Alpine’s latest homeless count down slightly
Back Country Land Trust staff and volunteers drove Alpine streets and hiked local canyons on Jan. 25, to determine there were 10 homeless people in town.
That was three less than the 13 people found last year during the second annual count in 2018, said Jon Green, land trust program and outreach director.
Green said nine people were found during the first count in 2017.
“We’re hovering right about ten and we have three years of data now,” he said.
While there is less trash caused by homeless people, said Green, littering and illegal dumping off Alpine Boulevard continues to be a significant problem.
Alpine is the only rural community surveyed during San Diego County’s “Point in Time Count” at the end of every January. BCLT partners with San Diego County’s Regional Task Force on Homelessness for the early morning research.
The annual count determines what federal aid comes to the area to work with the homeless situation.
“It’s a required count from HUD (Housing and Urban Development),” said Kathryn Durant, task force operations coordinator. “Last year there was $20 million, plus another $8 million for homeless youth in this county.”
Durant said the final total homeless count for 2019 might be available by late April.
In Alpine, homeless individuals used to be found in the Alpine Creek area along Alpine Boulevard. This year and last year four people were found living in cars on Viejas parking lots, Green said.
“This time we found one large encampment of three tents, a mountain of trash, electronic waste and evidence that children were living there . . . a stuffed animal,” he said. “They were just off the freeway at Tavern Road.
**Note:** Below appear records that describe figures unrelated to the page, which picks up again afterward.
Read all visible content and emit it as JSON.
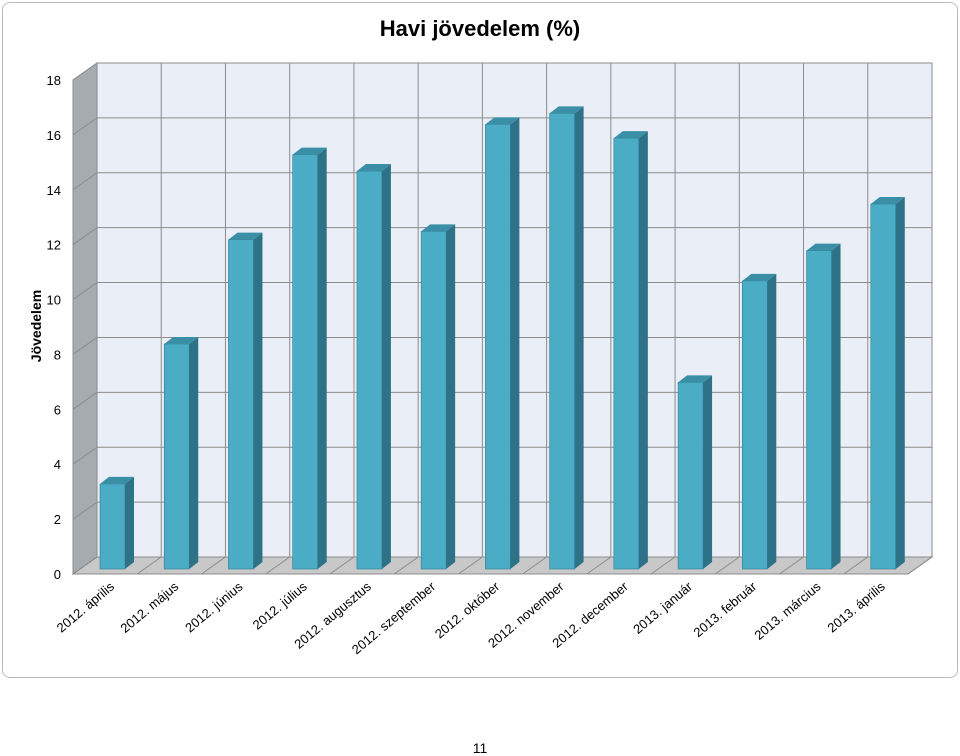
{
  "page": {
    "number": "11"
  },
  "chart_data": {
    "type": "bar",
    "title": "Havi jövedelem (%)",
    "xlabel": "",
    "ylabel": "Jövedelem",
    "ylim": [
      0,
      18
    ],
    "yticks": [
      0,
      2,
      4,
      6,
      8,
      10,
      12,
      14,
      16,
      18
    ],
    "grid": true,
    "legend": "none",
    "categories": [
      "2012. április",
      "2012. május",
      "2012. június",
      "2012. július",
      "2012. augusztus",
      "2012. szeptember",
      "2012. október",
      "2012. november",
      "2012. december",
      "2013. január",
      "2013. február",
      "2013. március",
      "2013. április"
    ],
    "series": [
      {
        "values": [
          3.1,
          8.2,
          12.0,
          15.1,
          14.5,
          12.3,
          16.2,
          16.6,
          15.7,
          6.8,
          10.5,
          11.6,
          13.3
        ]
      }
    ],
    "colors": {
      "bar_front": "#4bacc6",
      "bar_side": "#2e7287",
      "bar_top": "#3a8ea6",
      "wall": "#e9eef7",
      "side_wall": "#a6abb0",
      "floor": "#c8c8c8",
      "grid": "#8c8c8c"
    }
  }
}
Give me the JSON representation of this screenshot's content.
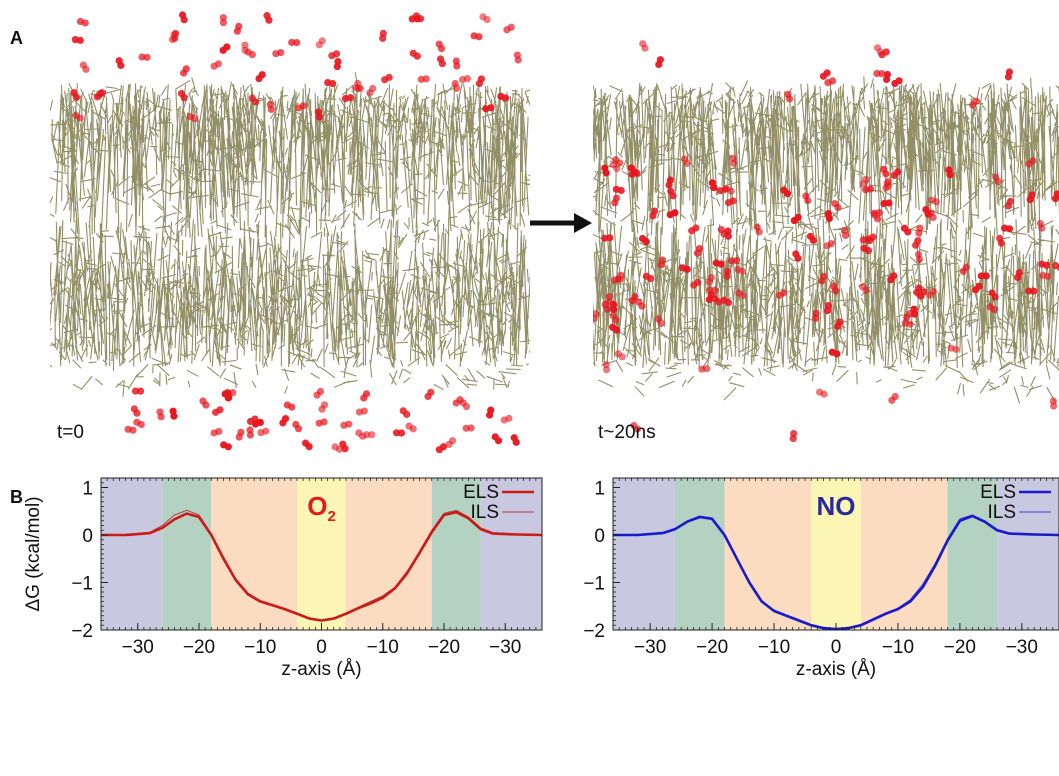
{
  "panel_labels": {
    "a": "A",
    "b": "B"
  },
  "snapshots": {
    "left_time": "t=0",
    "right_time": "t~20ns",
    "lipid_color": "#6e6a33",
    "gas_color": "#e8141d"
  },
  "chart_data": [
    {
      "type": "line",
      "title": "O2",
      "title_color": "#e51a1a",
      "xlabel": "z-axis (Å)",
      "ylabel": "ΔG (kcal/mol)",
      "xlim": [
        -36,
        36
      ],
      "ylim": [
        -2,
        1.2
      ],
      "xticks": [
        -30,
        -20,
        -10,
        0,
        10,
        20,
        30
      ],
      "xtick_labels": [
        "−30",
        "−20",
        "−10",
        "0",
        "−10",
        "−20",
        "−30"
      ],
      "yticks": [
        -2,
        -1,
        0,
        1
      ],
      "ytick_labels": [
        "−2",
        "−1",
        "0",
        "1"
      ],
      "regions": [
        {
          "from": -36,
          "to": -26,
          "color": "#c8c8e0"
        },
        {
          "from": -26,
          "to": -18,
          "color": "#b4d2c2"
        },
        {
          "from": -18,
          "to": -4,
          "color": "#fbdcc0"
        },
        {
          "from": -4,
          "to": 4,
          "color": "#fbf6b4"
        },
        {
          "from": 4,
          "to": 18,
          "color": "#fbdcc0"
        },
        {
          "from": 18,
          "to": 26,
          "color": "#b4d2c2"
        },
        {
          "from": 26,
          "to": 36,
          "color": "#c8c8e0"
        }
      ],
      "legend_position": "top-right",
      "x": [
        -36,
        -32,
        -28,
        -26,
        -24,
        -22,
        -20,
        -18,
        -16,
        -14,
        -12,
        -10,
        -8,
        -6,
        -4,
        -2,
        0,
        2,
        4,
        6,
        8,
        10,
        12,
        14,
        16,
        18,
        20,
        22,
        24,
        26,
        28,
        32,
        36
      ],
      "series": [
        {
          "name": "ELS",
          "color": "#cc1a1a",
          "width": 2.6,
          "values": [
            0.0,
            0.0,
            0.04,
            0.15,
            0.33,
            0.45,
            0.38,
            0.0,
            -0.5,
            -0.95,
            -1.25,
            -1.4,
            -1.48,
            -1.56,
            -1.66,
            -1.76,
            -1.8,
            -1.76,
            -1.66,
            -1.54,
            -1.44,
            -1.32,
            -1.12,
            -0.8,
            -0.38,
            0.06,
            0.42,
            0.48,
            0.35,
            0.12,
            0.03,
            0.01,
            0.0
          ]
        },
        {
          "name": "ILS",
          "color": "#b04040",
          "width": 1.0,
          "values": [
            0.0,
            0.0,
            0.06,
            0.2,
            0.42,
            0.52,
            0.42,
            0.02,
            -0.46,
            -0.92,
            -1.22,
            -1.38,
            -1.46,
            -1.55,
            -1.64,
            -1.74,
            -1.79,
            -1.74,
            -1.64,
            -1.52,
            -1.4,
            -1.28,
            -1.1,
            -0.76,
            -0.34,
            0.1,
            0.46,
            0.52,
            0.38,
            0.15,
            0.05,
            0.02,
            0.0
          ]
        }
      ]
    },
    {
      "type": "line",
      "title": "NO",
      "title_color": "#2a2a9e",
      "xlabel": "z-axis (Å)",
      "ylabel": "",
      "xlim": [
        -36,
        36
      ],
      "ylim": [
        -2,
        1.2
      ],
      "xticks": [
        -30,
        -20,
        -10,
        0,
        10,
        20,
        30
      ],
      "xtick_labels": [
        "−30",
        "−20",
        "−10",
        "0",
        "−10",
        "−20",
        "−30"
      ],
      "yticks": [
        -2,
        -1,
        0,
        1
      ],
      "ytick_labels": [
        "−2",
        "−1",
        "0",
        "1"
      ],
      "regions": [
        {
          "from": -36,
          "to": -26,
          "color": "#c8c8e0"
        },
        {
          "from": -26,
          "to": -18,
          "color": "#b4d2c2"
        },
        {
          "from": -18,
          "to": -4,
          "color": "#fbdcc0"
        },
        {
          "from": -4,
          "to": 4,
          "color": "#fbf6b4"
        },
        {
          "from": 4,
          "to": 18,
          "color": "#fbdcc0"
        },
        {
          "from": 18,
          "to": 26,
          "color": "#b4d2c2"
        },
        {
          "from": 26,
          "to": 36,
          "color": "#c8c8e0"
        }
      ],
      "legend_position": "top-right",
      "x": [
        -36,
        -32,
        -28,
        -26,
        -24,
        -22,
        -20,
        -18,
        -16,
        -14,
        -12,
        -10,
        -8,
        -6,
        -4,
        -2,
        0,
        2,
        4,
        6,
        8,
        10,
        12,
        14,
        16,
        18,
        20,
        22,
        24,
        26,
        28,
        32,
        36
      ],
      "series": [
        {
          "name": "ELS",
          "color": "#1a1acc",
          "width": 2.6,
          "values": [
            0.0,
            0.0,
            0.04,
            0.12,
            0.28,
            0.38,
            0.34,
            0.0,
            -0.5,
            -1.0,
            -1.4,
            -1.6,
            -1.7,
            -1.8,
            -1.9,
            -1.96,
            -1.98,
            -1.96,
            -1.9,
            -1.78,
            -1.66,
            -1.56,
            -1.4,
            -1.1,
            -0.65,
            -0.12,
            0.3,
            0.4,
            0.28,
            0.1,
            0.03,
            0.01,
            0.0
          ]
        },
        {
          "name": "ILS",
          "color": "#4444cc",
          "width": 1.0,
          "values": [
            0.0,
            0.0,
            0.05,
            0.14,
            0.3,
            0.4,
            0.36,
            0.02,
            -0.48,
            -0.98,
            -1.38,
            -1.58,
            -1.68,
            -1.78,
            -1.88,
            -1.95,
            -1.97,
            -1.95,
            -1.88,
            -1.76,
            -1.64,
            -1.54,
            -1.36,
            -1.04,
            -0.6,
            -0.08,
            0.34,
            0.42,
            0.3,
            0.12,
            0.04,
            0.01,
            0.0
          ]
        }
      ]
    }
  ]
}
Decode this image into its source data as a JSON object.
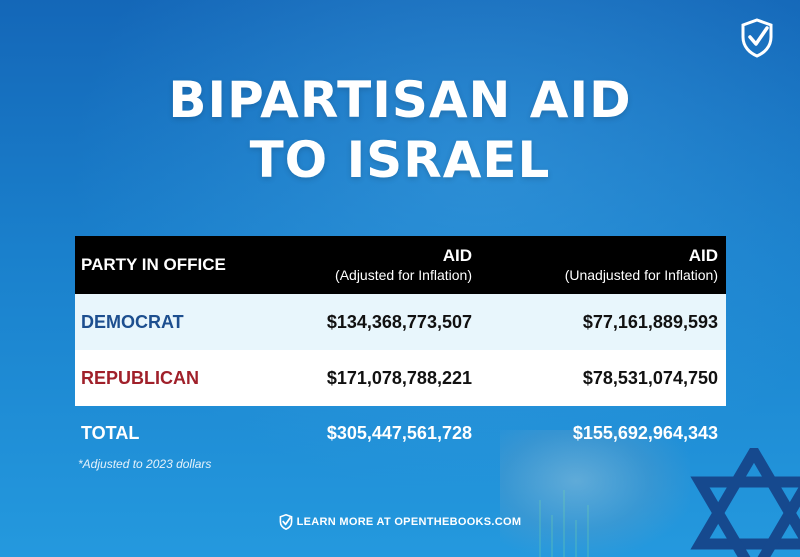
{
  "title": [
    "BIPARTISAN AID",
    "TO ISRAEL"
  ],
  "chart_data": {
    "type": "table",
    "columns": [
      {
        "main": "PARTY IN OFFICE",
        "sub": ""
      },
      {
        "main": "AID",
        "sub": "(Adjusted for Inflation)"
      },
      {
        "main": "AID",
        "sub": "(Unadjusted for Inflation)"
      }
    ],
    "rows": [
      {
        "party": "DEMOCRAT",
        "adjusted": "$134,368,773,507",
        "unadjusted": "$77,161,889,593"
      },
      {
        "party": "REPUBLICAN",
        "adjusted": "$171,078,788,221",
        "unadjusted": "$78,531,074,750"
      },
      {
        "party": "TOTAL",
        "adjusted": "$305,447,561,728",
        "unadjusted": "$155,692,964,343"
      }
    ]
  },
  "footnote": "*Adjusted to 2023 dollars",
  "footer": "LEARN MORE AT OPENTHEBOOKS.COM",
  "colors": {
    "democrat": "#1d4f8f",
    "republican": "#a0202a",
    "header_bg": "#000000"
  },
  "icons": [
    "shield-check-icon",
    "star-of-david-icon"
  ]
}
That whole thing is scary.”
BCLT staff and volunteers have been working with law enforcement, the County of San Diego and cooperative private land owners to deal with the situation in the creek areas, Green said, noting that grant funding has also been helpful..
“This year we found no creek encampments --- not one,” Green said. “Homelessness is not occurring in the areas where we’re paying attention. Now we have to actively go out and find the homeless. Some of the people are just moving out farther.”